Tested the resistance of Q11, matches the transistor beside it. CR 11 tested the same as CR10, CR9, and CR8. R31 tested the same as R27, and R25. R32 tested the same as R30 and R22. R70 tested the same as R69 and R71. Not sure if U3 can be tested, however when I set my DMM to diodes and put my black lead on the ground at TP8 and measured each pin on both sides measured the same as U1. Is that a correct way to test this chip?

As a second test I took the board out of my Vector machine and put it in the Strikes and Spares and everything worked correctly so I know it must be something on this board.
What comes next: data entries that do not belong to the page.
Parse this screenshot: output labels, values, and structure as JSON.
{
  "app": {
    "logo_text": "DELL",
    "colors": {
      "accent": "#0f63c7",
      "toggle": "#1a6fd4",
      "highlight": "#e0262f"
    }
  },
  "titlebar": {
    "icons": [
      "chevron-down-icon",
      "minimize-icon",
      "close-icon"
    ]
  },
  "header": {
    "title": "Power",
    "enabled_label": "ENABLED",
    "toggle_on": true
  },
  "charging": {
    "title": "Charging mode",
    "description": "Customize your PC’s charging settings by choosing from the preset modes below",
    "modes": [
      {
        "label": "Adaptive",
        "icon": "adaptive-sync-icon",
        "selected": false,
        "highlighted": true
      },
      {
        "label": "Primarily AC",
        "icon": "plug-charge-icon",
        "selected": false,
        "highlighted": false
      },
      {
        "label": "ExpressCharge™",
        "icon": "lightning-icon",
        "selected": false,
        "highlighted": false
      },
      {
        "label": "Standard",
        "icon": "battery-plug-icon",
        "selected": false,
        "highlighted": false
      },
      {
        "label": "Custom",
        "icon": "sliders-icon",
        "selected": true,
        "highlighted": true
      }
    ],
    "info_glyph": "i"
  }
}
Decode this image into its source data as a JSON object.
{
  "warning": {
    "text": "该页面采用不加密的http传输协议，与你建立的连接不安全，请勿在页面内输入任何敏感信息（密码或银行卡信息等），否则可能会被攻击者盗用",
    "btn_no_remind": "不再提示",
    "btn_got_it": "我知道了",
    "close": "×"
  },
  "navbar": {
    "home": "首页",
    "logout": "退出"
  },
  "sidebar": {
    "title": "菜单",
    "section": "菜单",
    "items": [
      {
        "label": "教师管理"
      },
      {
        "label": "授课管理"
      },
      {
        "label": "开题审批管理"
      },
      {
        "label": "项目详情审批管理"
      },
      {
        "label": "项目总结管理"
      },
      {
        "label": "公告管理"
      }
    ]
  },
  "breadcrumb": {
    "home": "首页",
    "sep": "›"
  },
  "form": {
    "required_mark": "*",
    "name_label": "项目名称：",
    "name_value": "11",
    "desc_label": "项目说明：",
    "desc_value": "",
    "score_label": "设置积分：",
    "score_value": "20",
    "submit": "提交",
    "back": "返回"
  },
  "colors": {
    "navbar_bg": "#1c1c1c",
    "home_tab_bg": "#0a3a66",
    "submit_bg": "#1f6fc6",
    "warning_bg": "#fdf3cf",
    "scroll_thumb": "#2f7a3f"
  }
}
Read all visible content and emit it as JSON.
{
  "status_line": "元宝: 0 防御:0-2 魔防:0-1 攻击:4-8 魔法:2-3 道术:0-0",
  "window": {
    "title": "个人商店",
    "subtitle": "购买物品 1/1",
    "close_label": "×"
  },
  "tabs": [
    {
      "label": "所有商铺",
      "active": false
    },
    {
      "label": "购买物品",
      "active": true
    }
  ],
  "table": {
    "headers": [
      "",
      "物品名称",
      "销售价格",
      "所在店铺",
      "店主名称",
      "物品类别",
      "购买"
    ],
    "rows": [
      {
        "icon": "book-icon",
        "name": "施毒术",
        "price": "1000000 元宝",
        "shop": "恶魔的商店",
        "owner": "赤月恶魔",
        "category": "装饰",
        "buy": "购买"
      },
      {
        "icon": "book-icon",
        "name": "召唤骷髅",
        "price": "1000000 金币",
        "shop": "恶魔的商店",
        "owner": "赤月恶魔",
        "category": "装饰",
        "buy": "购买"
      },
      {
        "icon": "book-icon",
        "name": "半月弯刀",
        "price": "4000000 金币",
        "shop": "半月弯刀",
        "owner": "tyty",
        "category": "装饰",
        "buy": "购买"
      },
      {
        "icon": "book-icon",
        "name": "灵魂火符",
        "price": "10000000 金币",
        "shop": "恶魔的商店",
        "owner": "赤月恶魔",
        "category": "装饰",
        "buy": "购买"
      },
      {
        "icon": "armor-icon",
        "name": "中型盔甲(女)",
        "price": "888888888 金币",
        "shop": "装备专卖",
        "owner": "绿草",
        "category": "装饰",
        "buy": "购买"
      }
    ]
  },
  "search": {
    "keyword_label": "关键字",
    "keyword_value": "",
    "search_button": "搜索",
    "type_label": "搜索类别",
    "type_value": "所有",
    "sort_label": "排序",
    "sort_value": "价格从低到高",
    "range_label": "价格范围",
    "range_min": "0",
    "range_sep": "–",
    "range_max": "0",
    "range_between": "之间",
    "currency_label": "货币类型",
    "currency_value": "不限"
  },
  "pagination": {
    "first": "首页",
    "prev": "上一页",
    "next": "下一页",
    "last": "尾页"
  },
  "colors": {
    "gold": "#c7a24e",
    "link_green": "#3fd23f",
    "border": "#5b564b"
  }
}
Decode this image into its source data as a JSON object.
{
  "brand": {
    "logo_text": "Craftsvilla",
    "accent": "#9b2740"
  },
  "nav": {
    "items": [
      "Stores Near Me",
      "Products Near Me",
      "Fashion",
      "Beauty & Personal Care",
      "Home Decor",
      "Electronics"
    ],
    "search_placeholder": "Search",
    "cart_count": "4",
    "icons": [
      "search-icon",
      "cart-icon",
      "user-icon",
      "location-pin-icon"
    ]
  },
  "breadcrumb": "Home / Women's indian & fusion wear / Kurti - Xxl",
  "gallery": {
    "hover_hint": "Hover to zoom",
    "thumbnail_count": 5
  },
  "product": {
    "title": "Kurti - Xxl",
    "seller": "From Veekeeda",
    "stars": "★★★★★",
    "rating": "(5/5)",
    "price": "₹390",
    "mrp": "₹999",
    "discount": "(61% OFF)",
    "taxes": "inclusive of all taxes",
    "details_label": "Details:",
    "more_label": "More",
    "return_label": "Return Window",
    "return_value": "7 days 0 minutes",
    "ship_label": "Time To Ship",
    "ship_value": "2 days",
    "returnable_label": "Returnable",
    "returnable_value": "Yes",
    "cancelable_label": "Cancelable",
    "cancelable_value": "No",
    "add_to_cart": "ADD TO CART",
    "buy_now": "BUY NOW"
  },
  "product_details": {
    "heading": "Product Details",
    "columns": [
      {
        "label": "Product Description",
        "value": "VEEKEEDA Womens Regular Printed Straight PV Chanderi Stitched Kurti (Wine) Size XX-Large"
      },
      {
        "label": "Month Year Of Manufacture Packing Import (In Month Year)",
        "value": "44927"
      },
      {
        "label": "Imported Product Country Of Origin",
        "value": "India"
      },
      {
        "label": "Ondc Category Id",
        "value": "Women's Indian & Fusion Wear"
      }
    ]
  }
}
One observation is that sometimes when I first turn the machine on after it has been off the coil will fire but only a couple of times. Rarely getting through a ball of play. Is there something else that needs to be inspected?
 
most intermit. problems are connector or connections related i would reflow the solder connections on U3 and U2 and test in machine. does the chime coil work 100% now or is it still intermit.? your U3 test seems to be correct. an in machine test of U3 a logic probe may be needed to see the pulse coming out of U2 to R70. some DMM's on a low dc volt range might not see this pulse. U2 is what the chime coil and the sling have in common. U2 is a 74154 decoder availible from marco $4.95 and a 24 pin socket should be installed to save the chip from solder heat.
 
most intermit. problems are connector or connections related i would reflow the solder connections on U3 and U2 and test in machine. does the chime coil work 100% now or is it still intermit.? your U3 test seems to be correct. an in machine test of U3 a logic probe may be needed to see the pulse coming out of U2 to R70. some DMM's on a low dc volt range might not see this pulse. U2 is what the chime coil and the sling have in common. U2 is a 74154 decoder availible from marco $4.95 and a 24 pin socket should be installed to save the chip from solder heat.

The chime coil is working 100%, I assume it was a cracked solder I found and reflowed. Not knowledgeable of the process to check for a "pulse" between U2 and R70. I will reflow the connections on U3 and U2.